Betts Joanna C, McLaren Alistair, Lennon Mark G, Kelly Fiona M, Lukey Pauline T, Blakemore Steve J, Duncan Ken
GlaxoSmithKline Research and Development, Stevenage, Hertfordshire, SG1 2NY, United Kingdom.
Antimicrob Agents Chemother. 2003 Sep;47(9):2903-13. doi: 10.1128/AAC.47.9.2903-2913.2003.
Genomic technologies have the potential to greatly increase the efficiency of the drug development process. As part of our tuberculosis drug discovery program, we used DNA microarray technology to profile drug-induced effects in Mycobacterium tuberculosis. Expression profiles of M. tuberculosis treated with compounds that inhibit key metabolic pathways are required as references for the assessment of novel antimycobacterial agents. We have studied the response of M. tuberculosis to treatment with the mycolic acid biosynthesis inhibitors isoniazid, thiolactomycin, and triclosan. Thiolactomycin targets the beta-ketoacyl-acyl carrier protein (ACP) synthases KasA and KasB, while triclosan inhibits the enoyl-ACP reductase InhA. However, controversy surrounds the precise mode of action of isoniazid, with both InhA and KasA having been proposed as the primary target. We have shown that although the global response profiles of isoniazid and thiolactomycin are more closely related to each other than to that of triclosan, there are differences that distinguish the mode of action of these two drugs. In addition, we have identified two groups of genes, possibly forming efflux and detoxification systems, through which M. tuberculosis may limit the effects of triclosan.
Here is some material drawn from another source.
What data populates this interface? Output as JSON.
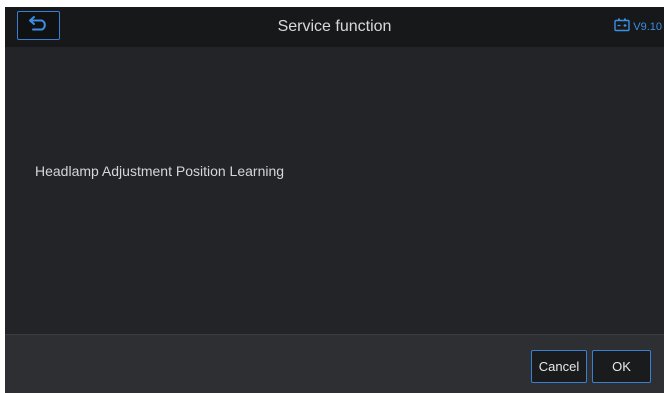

We have developed a mathematical model, based on the expression of 21 genes, which is able to perfectly discriminate between isoniazid-, thiolactomycin-, or triclosan-treated M. tuberculosis. This model is likely to prove invaluable as a tool to improve the efficiency of our drug development programs by providing a means to rapidly confirm the mode of action of thiolactomycin analogues or novel InhA inhibitors as well as helping to translate enzyme activity into whole-cell activity.
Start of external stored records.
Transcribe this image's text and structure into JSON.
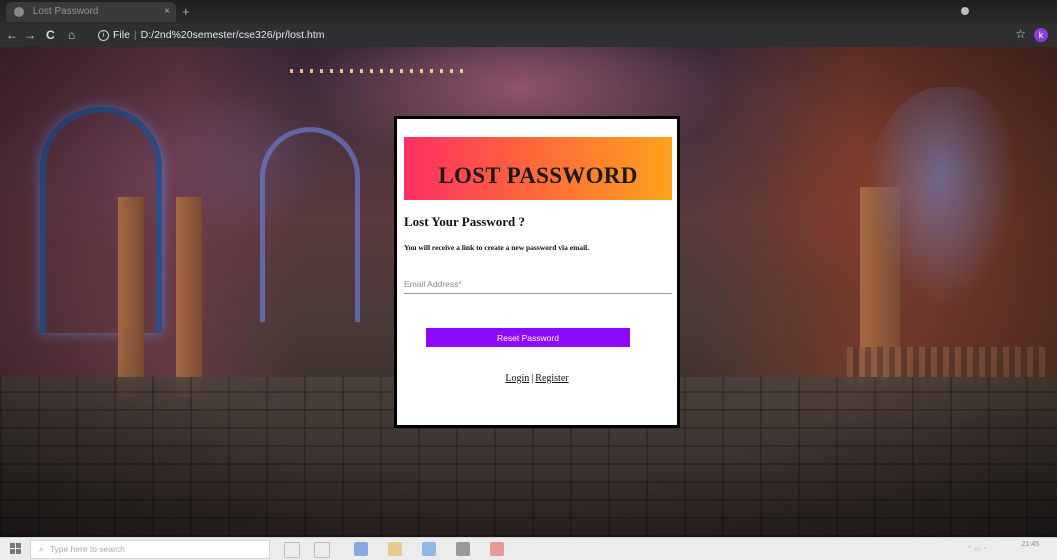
{
  "browser": {
    "tab_title": "Lost Password",
    "new_tab": "+",
    "tab_close": "×",
    "nav_back": "←",
    "nav_forward": "→",
    "nav_reload": "C",
    "nav_home": "⌂",
    "url_scheme_label": "File",
    "url": "D:/2nd%20semester/cse326/pr/lost.htm",
    "star": "☆",
    "profile_initial": "k"
  },
  "card": {
    "banner_title": "LOST PASSWORD",
    "subheading": "Lost Your Password ?",
    "instruction": "You will receive a link to create a new password via email.",
    "email_placeholder": "Email Address*",
    "email_value": "",
    "reset_button_label": "Reset Password",
    "login_link": "Login",
    "separator": "|",
    "register_link": "Register"
  },
  "taskbar": {
    "search_placeholder": "Type here to search",
    "clock_time": "21:45"
  },
  "colors": {
    "banner_gradient_start": "#ff2f62",
    "banner_gradient_end": "#ffa21d",
    "reset_button_bg": "#8f08ff",
    "profile_bg": "#8a3bd9"
  }
}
基因组技术有潜力极大地提高药物研发过程的效率。作为我们结核病药物发现计划的一部分,我们使用DNA微阵列技术来描绘结核分枝杆菌中药物诱导的效应。用抑制关键代谢途径的化合物处理的结核分枝杆菌的表达谱,是评估新型抗分枝杆菌药物的参考依据。我们研究了结核分枝杆菌对分枝菌酸生物合成抑制剂异烟肼、硫霉素和三氯生治疗的反应。硫霉素靶向β-酮酰基-酰基载体蛋白(ACP)合成酶KasA和KasB,而三氯生抑制烯酰-ACP还原酶InhA。然而,异烟肼的确切作用方式存在争议,InhA和KasA都被认为是主要靶点。我们已经表明,尽管异烟肼和硫霉素的整体反应谱彼此之间比与三氯生的反应谱更密切相关,但仍存在差异,这些差异区分了这两种药物的作用方式。此外,我们已经鉴定出两组基因,可能形成外排和解毒系统,结核分枝杆菌可能通过这些系统限制三氯生的作用。我们基于21个基因的表达开发了一个数学模型,该模型能够完美地区分经异烟肼、硫霉素或三氯生处理的结核分枝杆菌。作为一种工具,这个模型可能被证明具有巨大价值,它可以通过提供一种快速确认硫霉素类似物或新型InhA抑制剂的作用方式的手段,以及帮助将酶活性转化为全细胞活性,来提高我们药物研发计划的效率。